After King Albrecht II of Habsburg's death, the castle was occupied in 1441 by John Jiskra's mercenaries. Some sources suggest that Mikuláš Bodok, captain of Breznica, welcomed the Czechs into the castle in 1464 and participated in raiding the surrounding area. By 1468, the castle changed hands again, with Bartoš of Hertvikovce serving as castellan and later signing himself as "hetman of Brzeznica" in 1471. That same year, Polish troops under King Casimir captured the castle, along with others in the region.

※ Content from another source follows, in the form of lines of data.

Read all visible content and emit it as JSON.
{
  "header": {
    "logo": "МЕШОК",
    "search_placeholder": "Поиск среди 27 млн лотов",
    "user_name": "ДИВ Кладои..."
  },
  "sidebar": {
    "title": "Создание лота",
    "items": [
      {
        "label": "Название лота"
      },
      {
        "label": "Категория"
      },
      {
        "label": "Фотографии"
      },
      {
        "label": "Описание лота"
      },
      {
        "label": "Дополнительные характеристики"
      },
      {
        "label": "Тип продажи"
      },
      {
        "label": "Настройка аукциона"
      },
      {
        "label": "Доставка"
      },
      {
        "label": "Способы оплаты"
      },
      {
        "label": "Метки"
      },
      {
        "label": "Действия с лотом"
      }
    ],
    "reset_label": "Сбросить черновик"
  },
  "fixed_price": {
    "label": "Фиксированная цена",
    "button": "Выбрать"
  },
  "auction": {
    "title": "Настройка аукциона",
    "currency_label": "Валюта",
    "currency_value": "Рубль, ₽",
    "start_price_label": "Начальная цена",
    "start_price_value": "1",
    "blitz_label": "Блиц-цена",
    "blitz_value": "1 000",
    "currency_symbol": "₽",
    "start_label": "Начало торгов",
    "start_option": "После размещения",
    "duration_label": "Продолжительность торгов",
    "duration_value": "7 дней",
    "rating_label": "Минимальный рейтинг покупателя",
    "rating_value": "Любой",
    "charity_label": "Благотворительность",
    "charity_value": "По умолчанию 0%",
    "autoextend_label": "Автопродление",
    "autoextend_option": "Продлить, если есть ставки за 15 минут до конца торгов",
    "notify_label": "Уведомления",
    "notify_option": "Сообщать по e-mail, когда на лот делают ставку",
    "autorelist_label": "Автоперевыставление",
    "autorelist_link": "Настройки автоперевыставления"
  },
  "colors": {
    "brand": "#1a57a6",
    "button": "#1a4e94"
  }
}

By the late 15th and early 16th centuries, the castle likely fell into disrepair, possibly due to neglect or deliberate demolition by the king because of castellans' misconduct. By 1546, the castle no longer stood, as evidenced by plans to build a new castle on the site. In 1563, the remains of the old castle were probably used as a military outpost to guard against Turkish invasions. The castle reappeared briefly in 1577 during disputes over the village of Breznica, when it belonged to the Archbishop of Esztergom.

By 1647, after Turkish raids, the castle was no longer mentioned, and by 1660, it was likely still standing but damaged. Records suggest it survived until the early 18th century but was probably already ruined by then. Over time, stones from the castle were repurposed for local building projects, hastening its complete ruin.